Cooper scanned the money for prints anyway and found only the dealer's, which Sellitto had taken as controls. The serial numbers on the bills weren't registered anywhere. Brushing the cash for trace revealed nothing but dust with no distinguishing characteristics.

They'd tried to determine exactly when the Watchmaker had contacted the dealer and, reviewing the telephone logs, they found the likely calls. But it turned out that they'd been made from pay phones, located in downtown Manhattan.

Nothing else at Hallerstein's was of any help.

A call came in from Vice, reporting that the officers had no luck finding the prostitute Tiffanee, with e or y, in the Wall Street area. The detective said he'd keep on it but since there'd been a murder most of the girls had vanished from the neighborhood.

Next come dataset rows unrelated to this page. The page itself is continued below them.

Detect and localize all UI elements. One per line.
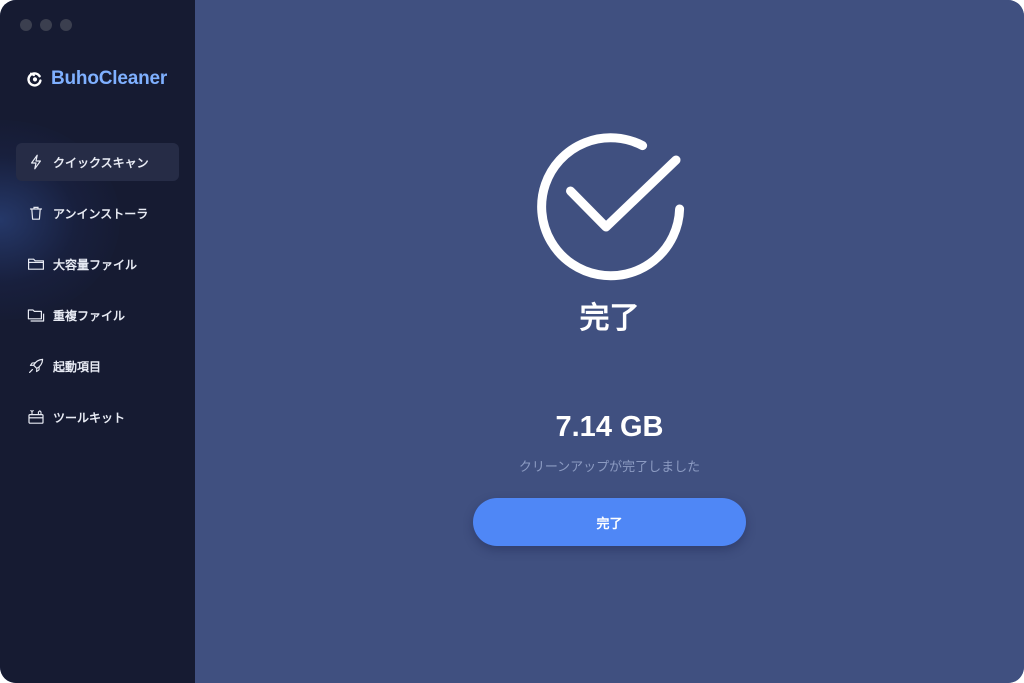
main-panel: 完了 7.14 GB クリーンアップが完了しました 完了 xyxy=(195,0,1024,683)
sidebar-item-label: クイックスキャン xyxy=(53,155,149,170)
sidebar-item-label: 大容量ファイル xyxy=(53,257,138,272)
window-controls xyxy=(20,19,72,31)
duplicate-folder-icon xyxy=(27,306,45,324)
app-window: BuhoCleaner クイックスキャン アンインストーラ 大容量ファイル 重複… xyxy=(0,0,1024,683)
sidebar-item-duplicate-files[interactable]: 重複ファイル xyxy=(16,296,179,334)
sidebar-item-uninstaller[interactable]: アンインストーラ xyxy=(16,194,179,232)
sidebar-item-quick-scan[interactable]: クイックスキャン xyxy=(16,143,179,181)
buho-logo-icon xyxy=(27,71,43,87)
zoom-window-button[interactable] xyxy=(60,19,72,31)
sidebar-item-startup-items[interactable]: 起動項目 xyxy=(16,347,179,385)
sidebar: BuhoCleaner クイックスキャン アンインストーラ 大容量ファイル 重複… xyxy=(0,0,195,683)
checkmark-circle-icon xyxy=(534,133,689,288)
cleanup-caption: クリーンアップが完了しました xyxy=(518,460,701,475)
trash-icon xyxy=(27,204,45,222)
close-window-button[interactable] xyxy=(20,19,32,31)
brand: BuhoCleaner xyxy=(27,68,167,90)
sidebar-item-label: 重複ファイル xyxy=(53,308,126,323)
app-name: BuhoCleaner xyxy=(51,68,168,89)
sidebar-item-toolkit[interactable]: ツールキット xyxy=(16,398,179,436)
toolbox-icon xyxy=(27,408,45,426)
folder-icon xyxy=(27,255,45,273)
status-title: 完了 xyxy=(579,301,640,336)
sidebar-item-label: アンインストーラ xyxy=(53,206,149,221)
done-button[interactable]: 完了 xyxy=(473,498,746,546)
sidebar-item-label: ツールキット xyxy=(53,410,126,425)
lightning-bolt-icon xyxy=(27,153,45,171)
sidebar-item-label: 起動項目 xyxy=(53,359,102,374)
sidebar-nav: クイックスキャン アンインストーラ 大容量ファイル 重複ファイル 起動項目 ツー… xyxy=(16,143,179,449)
cleaned-size-value: 7.14 GB xyxy=(555,411,664,443)
rocket-icon xyxy=(27,357,45,375)
minimize-window-button[interactable] xyxy=(40,19,52,31)
sidebar-item-large-files[interactable]: 大容量ファイル xyxy=(16,245,179,283)
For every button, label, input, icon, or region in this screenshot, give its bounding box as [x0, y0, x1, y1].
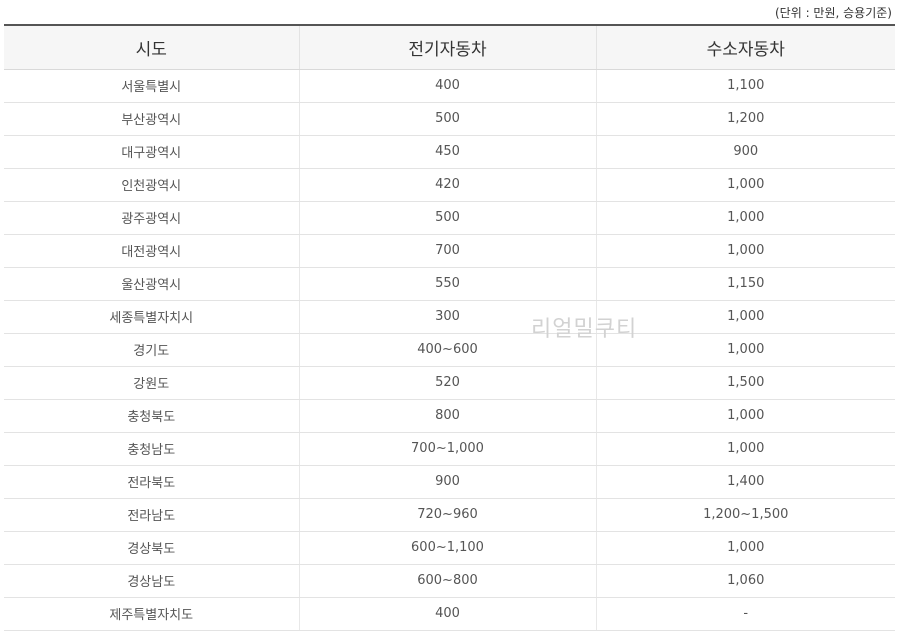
electric-vehicle-cell: 600~800	[298, 564, 596, 598]
electric-vehicle-cell: 900	[298, 465, 596, 499]
table-body: 서울특별시 400 1,100 부산광역시 500 1,200 대구광역시 450 900 인천광…	[4, 69, 895, 631]
table-row: 충청남도 700~1,000 1,000	[4, 432, 895, 466]
electric-vehicle-cell: 800	[298, 399, 596, 433]
region-cell: 경기도	[4, 333, 299, 367]
hydrogen-vehicle-cell: 1,000	[595, 399, 895, 433]
electric-vehicle-cell: 700	[298, 234, 596, 268]
electric-vehicle-cell: 550	[298, 267, 596, 301]
table-row: 부산광역시 500 1,200	[4, 102, 895, 136]
hydrogen-vehicle-cell: 1,000	[595, 300, 895, 334]
hydrogen-vehicle-cell: 1,500	[595, 366, 895, 400]
electric-vehicle-cell: 300	[298, 300, 596, 334]
table-row: 전라북도 900 1,400	[4, 465, 895, 499]
header-hydrogen-vehicle: 수소자동차	[595, 24, 895, 70]
electric-vehicle-cell: 500	[298, 201, 596, 235]
hydrogen-vehicle-cell: 1,000	[595, 531, 895, 565]
electric-vehicle-cell: 420	[298, 168, 596, 202]
hydrogen-vehicle-cell: 1,000	[595, 234, 895, 268]
table-row: 대전광역시 700 1,000	[4, 234, 895, 268]
subsidy-table: 시도 전기자동차 수소자동차 서울특별시 400 1,100 부산광역시 500 1,20…	[4, 24, 895, 631]
table-header: 시도 전기자동차 수소자동차	[4, 24, 895, 70]
electric-vehicle-cell: 720~960	[298, 498, 596, 532]
electric-vehicle-cell: 600~1,100	[298, 531, 596, 565]
table-row: 경상남도 600~800 1,060	[4, 564, 895, 598]
hydrogen-vehicle-cell: 900	[595, 135, 895, 169]
hydrogen-vehicle-cell: 1,200~1,500	[595, 498, 895, 532]
electric-vehicle-cell: 520	[298, 366, 596, 400]
table-row: 경상북도 600~1,100 1,000	[4, 531, 895, 565]
region-cell: 전라북도	[4, 465, 299, 499]
hydrogen-vehicle-cell: 1,000	[595, 201, 895, 235]
region-cell: 서울특별시	[4, 69, 299, 103]
region-cell: 세종특별자치시	[4, 300, 299, 334]
region-cell: 경상남도	[4, 564, 299, 598]
region-cell: 부산광역시	[4, 102, 299, 136]
table-row: 울산광역시 550 1,150	[4, 267, 895, 301]
region-cell: 제주특별자치도	[4, 597, 299, 631]
hydrogen-vehicle-cell: 1,060	[595, 564, 895, 598]
hydrogen-vehicle-cell: 1,150	[595, 267, 895, 301]
table-row: 충청북도 800 1,000	[4, 399, 895, 433]
hydrogen-vehicle-cell: -	[595, 597, 895, 631]
table-row: 전라남도 720~960 1,200~1,500	[4, 498, 895, 532]
region-cell: 충청남도	[4, 432, 299, 466]
header-region: 시도	[4, 24, 299, 70]
region-cell: 경상북도	[4, 531, 299, 565]
hydrogen-vehicle-cell: 1,000	[595, 168, 895, 202]
electric-vehicle-cell: 400~600	[298, 333, 596, 367]
electric-vehicle-cell: 400	[298, 69, 596, 103]
hydrogen-vehicle-cell: 1,000	[595, 432, 895, 466]
hydrogen-vehicle-cell: 1,000	[595, 333, 895, 367]
region-cell: 광주광역시	[4, 201, 299, 235]
header-row: 시도 전기자동차 수소자동차	[4, 24, 895, 70]
electric-vehicle-cell: 700~1,000	[298, 432, 596, 466]
region-cell: 인천광역시	[4, 168, 299, 202]
electric-vehicle-cell: 400	[298, 597, 596, 631]
subsidy-table-container: 시도 전기자동차 수소자동차 서울특별시 400 1,100 부산광역시 500 1,20…	[4, 24, 895, 631]
table-row: 제주특별자치도 400-	[4, 597, 895, 631]
region-cell: 대전광역시	[4, 234, 299, 268]
hydrogen-vehicle-cell: 1,400	[595, 465, 895, 499]
electric-vehicle-cell: 450	[298, 135, 596, 169]
table-row: 세종특별자치시 300 1,000	[4, 300, 895, 334]
table-row: 경기도 400~600 1,000	[4, 333, 895, 367]
electric-vehicle-cell: 500	[298, 102, 596, 136]
region-cell: 강원도	[4, 366, 299, 400]
hydrogen-vehicle-cell: 1,200	[595, 102, 895, 136]
header-electric-vehicle: 전기자동차	[298, 24, 596, 70]
table-row: 광주광역시 500 1,000	[4, 201, 895, 235]
hydrogen-vehicle-cell: 1,100	[595, 69, 895, 103]
table-row: 강원도 520 1,500	[4, 366, 895, 400]
region-cell: 대구광역시	[4, 135, 299, 169]
unit-note: (단위 : 만원, 승용기준)	[775, 6, 892, 20]
table-row: 대구광역시 450 900	[4, 135, 895, 169]
region-cell: 충청북도	[4, 399, 299, 433]
table-row: 서울특별시 400 1,100	[4, 69, 895, 103]
table-row: 인천광역시 420 1,000	[4, 168, 895, 202]
region-cell: 전라남도	[4, 498, 299, 532]
region-cell: 울산광역시	[4, 267, 299, 301]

It was then that Rhyme's eyes settled on one entry on the evidence chart.

Soil with fish protein . . .

Dragged from vehicle to alley . . .

He then looked at the crime scene photos again. "Thom!"

"What?" the aide called from the kitchen.

"I need you."

The young man appeared instantly. "What's wrong?"

"Lie down on the floor."

"You want me to do what?"

"Lie down on the floor. And, Mel, drag him over to that table."

"I thought something was wrong," Thom said.

"It is. I need you to lie down on the floor. Now!"

The aide looked at him with an expression of wry disbelief. "You're kidding."

"Now! Hurry."

"Not on this floor."

"I tell you to wear jeans to work. You're the one who insists on overpriced slacks. Put that jacket on--the one on the hook. Then hurry up. On your back."